Como não poderia perder? O próprio diretor avisou para o título do filme ser levado a sério – “uma fábula” – e o próprio filme, por ser fabuloso, nem tanto. O título do filme, em inglês, também indica a subjetividade exacerbada do diretor: “Francis Ford Coppola’s Megalopolis”, isto é, a fábula é dele, Coppola, o filme é seu. E o que nós, espectadores, fazemos com isso?

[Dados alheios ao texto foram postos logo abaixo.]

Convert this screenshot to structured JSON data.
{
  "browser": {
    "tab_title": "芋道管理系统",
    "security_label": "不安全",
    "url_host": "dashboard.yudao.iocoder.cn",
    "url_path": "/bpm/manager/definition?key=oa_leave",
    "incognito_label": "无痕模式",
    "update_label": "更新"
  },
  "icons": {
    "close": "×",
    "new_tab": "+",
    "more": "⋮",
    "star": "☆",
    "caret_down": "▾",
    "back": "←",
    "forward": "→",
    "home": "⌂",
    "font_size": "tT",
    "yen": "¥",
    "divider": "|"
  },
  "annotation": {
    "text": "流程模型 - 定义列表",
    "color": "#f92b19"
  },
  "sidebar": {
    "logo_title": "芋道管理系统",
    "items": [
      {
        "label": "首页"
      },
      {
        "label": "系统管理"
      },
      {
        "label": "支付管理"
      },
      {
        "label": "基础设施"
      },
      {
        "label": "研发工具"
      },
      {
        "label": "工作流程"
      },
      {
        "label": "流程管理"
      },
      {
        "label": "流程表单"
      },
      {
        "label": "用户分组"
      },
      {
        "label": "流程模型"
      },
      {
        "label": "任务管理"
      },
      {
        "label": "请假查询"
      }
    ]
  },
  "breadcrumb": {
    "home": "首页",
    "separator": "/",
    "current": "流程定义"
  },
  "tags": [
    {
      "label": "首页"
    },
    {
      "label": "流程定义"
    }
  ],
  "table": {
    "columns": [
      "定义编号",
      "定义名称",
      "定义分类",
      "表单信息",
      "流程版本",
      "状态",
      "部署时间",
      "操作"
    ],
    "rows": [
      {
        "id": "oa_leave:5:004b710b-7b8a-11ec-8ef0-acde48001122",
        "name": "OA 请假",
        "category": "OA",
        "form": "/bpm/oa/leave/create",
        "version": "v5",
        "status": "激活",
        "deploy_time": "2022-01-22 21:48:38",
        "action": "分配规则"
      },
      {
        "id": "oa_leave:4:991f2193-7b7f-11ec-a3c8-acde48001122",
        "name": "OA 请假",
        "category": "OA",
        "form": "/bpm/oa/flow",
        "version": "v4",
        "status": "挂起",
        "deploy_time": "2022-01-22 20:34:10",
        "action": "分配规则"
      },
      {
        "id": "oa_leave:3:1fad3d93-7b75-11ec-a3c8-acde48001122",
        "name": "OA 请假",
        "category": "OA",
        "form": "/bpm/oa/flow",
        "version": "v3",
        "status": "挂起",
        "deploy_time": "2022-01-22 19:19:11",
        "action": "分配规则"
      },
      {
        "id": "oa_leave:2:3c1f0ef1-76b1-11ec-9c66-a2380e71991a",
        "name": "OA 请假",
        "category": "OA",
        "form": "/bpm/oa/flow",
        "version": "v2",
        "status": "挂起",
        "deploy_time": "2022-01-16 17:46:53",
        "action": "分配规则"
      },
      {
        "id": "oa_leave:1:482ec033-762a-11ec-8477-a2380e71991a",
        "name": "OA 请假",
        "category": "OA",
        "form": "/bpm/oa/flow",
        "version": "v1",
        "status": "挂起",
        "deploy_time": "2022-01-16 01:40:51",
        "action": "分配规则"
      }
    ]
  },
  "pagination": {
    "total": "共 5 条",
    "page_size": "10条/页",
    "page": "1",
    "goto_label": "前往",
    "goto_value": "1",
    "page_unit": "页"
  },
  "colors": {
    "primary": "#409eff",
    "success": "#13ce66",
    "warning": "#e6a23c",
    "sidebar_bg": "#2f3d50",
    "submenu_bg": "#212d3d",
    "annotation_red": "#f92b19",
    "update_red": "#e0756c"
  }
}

Pois é. Difícil dizer. Eu mesmo me senti incomodado muitas vezes durante o filme e realmente não posso dizer que apenas gostei ou desgostei. O que me parece, e não tenho pretensão alguma de dar uma opinião definitiva sobre o que experimentei na sala do Belas Artes, é que o espectador é colocado numa posição desconfortável e nada insuspeita. Não penso que Coppola suspeita profundamente de sua obra ou que brinca com seu público, acho mesmo que ele acredita na moral–ou falta dela–da fábula que conta e que o incômodo não é facilmente resolvido para ele mesmo. Daí, ele resolve transferir esse incômodo a nós, na plateia, mas não de forma inconsequente, e sim como uma pergunta, um tanto retórica ou ambígua, é verdade, mas sem deixar de ser sincera.

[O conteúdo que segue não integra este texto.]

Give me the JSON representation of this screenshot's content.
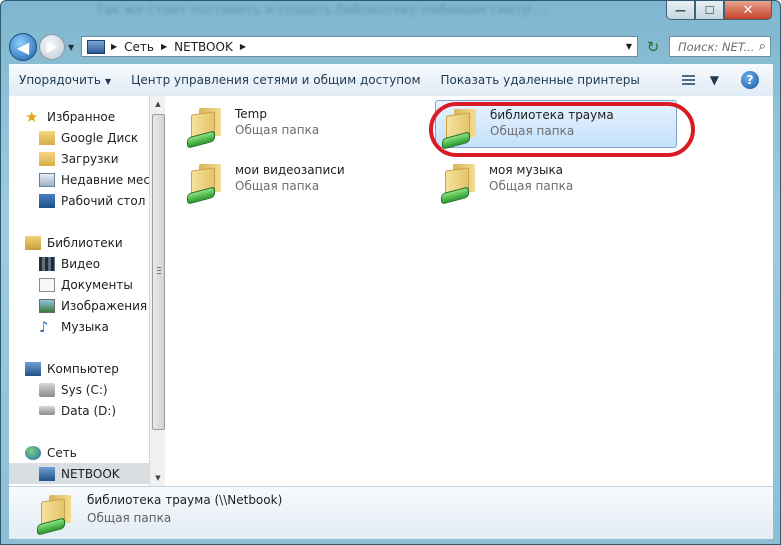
{
  "window": {
    "title_blurred": "Так же стоит поставить и создать библиотеку любимым смотр ...",
    "caption": {
      "minimize": "—",
      "maximize": "☐",
      "close": "✕"
    }
  },
  "address": {
    "crumbs": [
      "Сеть",
      "NETBOOK"
    ]
  },
  "search": {
    "placeholder": "Поиск: NET..."
  },
  "toolbar": {
    "organize": "Упорядочить",
    "network_center": "Центр управления сетями и общим доступом",
    "show_printers": "Показать удаленные принтеры",
    "help": "?"
  },
  "sidebar": {
    "favorites": {
      "label": "Избранное",
      "items": [
        "Google Диск",
        "Загрузки",
        "Недавние места",
        "Рабочий стол"
      ]
    },
    "libraries": {
      "label": "Библиотеки",
      "items": [
        "Видео",
        "Документы",
        "Изображения",
        "Музыка"
      ]
    },
    "computer": {
      "label": "Компьютер",
      "items": [
        "Sys (C:)",
        "Data (D:)"
      ]
    },
    "network": {
      "label": "Сеть",
      "items": [
        "NETBOOK"
      ]
    }
  },
  "items": [
    {
      "name": "Temp",
      "type": "Общая папка"
    },
    {
      "name": "библиотека траума",
      "type": "Общая папка",
      "selected": true
    },
    {
      "name": "мои видеозаписи",
      "type": "Общая папка"
    },
    {
      "name": "моя музыка",
      "type": "Общая папка"
    }
  ],
  "details": {
    "name": "библиотека траума (\\\\Netbook)",
    "type": "Общая папка"
  },
  "colors": {
    "highlight": "#d81b25",
    "selection": "#c4e1fb"
  }
}
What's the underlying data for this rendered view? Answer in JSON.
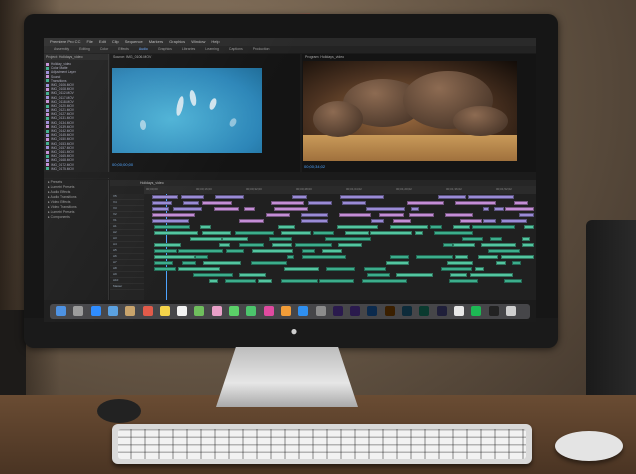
{
  "scene": {
    "description_free": true
  },
  "menubar": {
    "items": [
      "Premiere Pro CC",
      "File",
      "Edit",
      "Clip",
      "Sequence",
      "Markers",
      "Graphics",
      "Window",
      "Help"
    ]
  },
  "workspaces": {
    "items": [
      "Assembly",
      "Editing",
      "Color",
      "Effects",
      "Audio",
      "Graphics",
      "Libraries",
      "Learning",
      "Captions",
      "Production"
    ],
    "active_index": 4
  },
  "project": {
    "tabs": "Project: Holidays_video",
    "items": [
      {
        "name": "Holiday_video",
        "size": ""
      },
      {
        "name": "Color Matte",
        "size": "00;00"
      },
      {
        "name": "Adjustment Layer",
        "size": "00;00"
      },
      {
        "name": "Sound",
        "size": "00;00"
      },
      {
        "name": "Transitions",
        "size": "00;00"
      },
      {
        "name": "IMG_0106.MOV",
        "size": "00;00"
      },
      {
        "name": "IMG_0108.MOV",
        "size": "00;00"
      },
      {
        "name": "IMG_0112.MOV",
        "size": "00;00"
      },
      {
        "name": "IMG_0117.MOV",
        "size": "00;00"
      },
      {
        "name": "IMG_0118.MOV",
        "size": "00;00"
      },
      {
        "name": "IMG_0120.MOV",
        "size": "00;00"
      },
      {
        "name": "IMG_0121.MOV",
        "size": "00;00"
      },
      {
        "name": "IMG_0127.MOV",
        "size": "00;00"
      },
      {
        "name": "IMG_0131.MOV",
        "size": "00;00"
      },
      {
        "name": "IMG_0134.MOV",
        "size": "00;00"
      },
      {
        "name": "IMG_0139.MOV",
        "size": "00;00"
      },
      {
        "name": "IMG_0142.MOV",
        "size": "00;00"
      },
      {
        "name": "IMG_0145.MOV",
        "size": "00;00"
      },
      {
        "name": "IMG_0150.MOV",
        "size": "00;00"
      },
      {
        "name": "IMG_0153.MOV",
        "size": "00;00"
      },
      {
        "name": "IMG_0157.MOV",
        "size": "00;00"
      },
      {
        "name": "IMG_0161.MOV",
        "size": "00;00"
      },
      {
        "name": "IMG_0165.MOV",
        "size": "00;00"
      },
      {
        "name": "IMG_0168.MOV",
        "size": "00;00"
      },
      {
        "name": "IMG_0172.MOV",
        "size": "00;00"
      },
      {
        "name": "IMG_0175.MOV",
        "size": "00;00"
      }
    ]
  },
  "source_monitor": {
    "title": "Source: IMG_0106.MOV",
    "timecode": "00;00;00;00"
  },
  "program_monitor": {
    "title": "Program: Holidays_video",
    "timecode": "00;00;34;02"
  },
  "effects_panel": {
    "items": [
      "Presets",
      "Lumetri Presets",
      "Audio Effects",
      "Audio Transitions",
      "Video Effects",
      "Video Transitions",
      "Lumetri Presets",
      "Components"
    ]
  },
  "timeline": {
    "title": "Holidays_video",
    "ruler": [
      "00;00;00",
      "00;00;16;00",
      "00;00;32;00",
      "00;00;48;00",
      "00;01;04;02",
      "00;01;20;02",
      "00;01;36;02",
      "00;01;52;02"
    ],
    "tracks": [
      "V5",
      "V4",
      "V3",
      "V2",
      "V1",
      "A1",
      "A2",
      "A3",
      "A4",
      "A5",
      "A6",
      "A7",
      "A8",
      "A9",
      "A10",
      "Master"
    ]
  },
  "colors": {
    "video_clip": "#c48ed6",
    "video_clip_alt": "#9a8bd6",
    "audio_clip": "#3cae8c",
    "audio_clip_alt": "#53c6a0",
    "playhead": "#4ea4ff",
    "accent_tape": "#c94a44"
  },
  "dock": {
    "icons": [
      "finder-icon",
      "launchpad-icon",
      "safari-icon",
      "mail-icon",
      "contacts-icon",
      "calendar-icon",
      "notes-icon",
      "reminders-icon",
      "maps-icon",
      "photos-icon",
      "messages-icon",
      "facetime-icon",
      "itunes-icon",
      "ibooks-icon",
      "app-store-icon",
      "system-preferences-icon",
      "premiere-icon",
      "after-effects-icon",
      "photoshop-icon",
      "illustrator-icon",
      "lightroom-icon",
      "audition-icon",
      "media-encoder-icon",
      "chrome-icon",
      "spotify-icon",
      "terminal-icon",
      "trash-icon"
    ]
  }
}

Para não ficar críptico demais, tenho de dar alguns spoilers. E devo já declarar que não pretendo convencer ninguém que tenha visto o filme a mudar de opinião, muito menos decidir se o filme é bom, ruim, isto ou aquilo. Como desconfio da ambição filosófica de racionalizar obras de arte, principalmente filmes, contento-me, aqui, apenas com a indicação de alguns elementos do filme que me ajudaram a construir um sentido para a minha experiência de cinefilia. E tampouco espero que meu percurso revele alguma coerência implícita do filme, pois posso ser mesmo mais confuso. Espero ao menos não ser exageradamente arbitrário.
À primeira vista, “Megalópolis” é uma retomada, no contexto da política estadunidense contemporânea, de uma antiga história romana. Dois inimigos politicamente poderosos – Cesar Catilina (Adam Driver) e o prefeito Franklyn Cicero (Giancarlo Esposito) – disputam o poder sobre a cidade de Nova Roma, uma alegoria vaga na medida certa de Nova Iorque. Catilina é o herdeiro da família mais rica do império. Além de ser um arquiteto brilhante, ele é capaz de parar o tempo e está apaixonado pela filha do prefeito, Julia Cicero (Nathalie Emmanuel).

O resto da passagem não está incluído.